Tuesday, May 27, 2014

Peirce and Newstrom's: Leaders and the Leadership Process

The thing that strikes me about the book is that a lot of the readings seem dated. For example, looking at a chapter on trait theory:

There has to have been a lot of studies furthering the standardization of trait description, maybe looking at active leadership while a participant is an fMRI machine, or something, but there is something else.  The first reading for today's classes are about the meaning (or absence of meaning) of various traits that disprove a "great man" theory of leadership. The thing is written in 1991.  That was in the middle of the first Bush recession that would lead to the Clinton / tech expansion (bubble). Here's the thing -- context matters in the proces. We've had at least two world-changing events in the almost 25 years since this was written: 9/11 and the financial crisis of 2008. Traits matter, but are there traits that are more useful now than 20 years ago?  I can think that maybe consensus-building may be more important now than then. When they brought back Wall Street for a sequal, Gordon Gekko wasn't a figure to be emulated for his lone-wolf ways.  Maybe now is a time we need leadership more than ever.

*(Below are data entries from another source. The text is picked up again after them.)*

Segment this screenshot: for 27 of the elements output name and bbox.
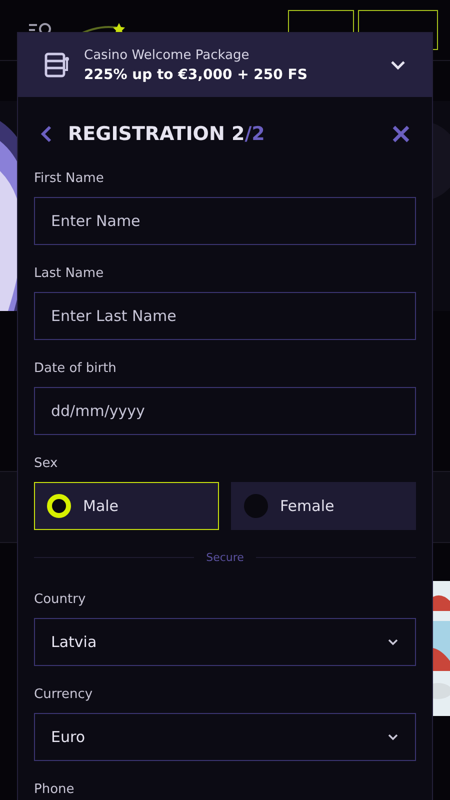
- promo-offer: 225% up to €3,000 + 250 FS: [84, 66, 308, 82]
- promo-title: Casino Welcome Package: [84, 48, 250, 62]
- radio-icon: [244, 494, 268, 518]
- field-label: Country: [34, 592, 87, 607]
- field-label: Currency: [34, 687, 94, 702]
- field-label: First Name: [34, 171, 105, 186]
- chevron-icon: [387, 638, 399, 646]
- chevron-icon[interactable]: [390, 60, 406, 70]
- radio-option[interactable]: Female: [231, 482, 416, 530]
- field-label: Date of birth: [34, 361, 118, 376]
- radio-icon: [47, 494, 71, 518]
- slot-machine-icon: [44, 52, 72, 78]
- promo-banner[interactable]: Casino Welcome Package 225% up to €3,000 + 250 FS: [18, 33, 432, 97]
- divider-label: Secure: [206, 551, 244, 564]
- dialog-title: REGISTRATION 2/2: [68, 123, 266, 145]
- chevron-icon: [387, 733, 399, 741]
- field-label: Phone: [34, 782, 76, 797]
- close-icon[interactable]: [392, 125, 410, 143]
- text-field[interactable]: dd/mm/yyyy: [34, 387, 416, 435]
- text-field[interactable]: Enter Last Name: [34, 292, 416, 340]
- select-field[interactable]: Latvia: [34, 618, 416, 666]
- text-field[interactable]: Enter Name: [34, 197, 416, 245]
- select-field[interactable]: Euro: [34, 713, 416, 761]
- field-label: Last Name: [34, 266, 105, 281]
- back-icon[interactable]: [40, 125, 52, 143]
- field-label: Sex: [34, 456, 59, 471]
- radio-option[interactable]: Male: [34, 482, 219, 530]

Basically, my feeling is that I way over-paid for this book, and it is representative of the problems with the college text book industry as a whole.

Another case in point.  I spent the last two years clearing some classes to build a foundation for my MBA classes. In many cases, the book was almost as expensive as the tuition of the class. Granted, I was at a community college, but still. These were two or three hundred dollar books once you had the all-important access code to break down the door of the electronic problem sets and the like.  I think I want to see the MOOCs come and disrupt this paradigm, but I also like the face-to-face interaction  of a community of scholars.

Thankfully I have that in my current class, because this book doesn't feel like its adding much.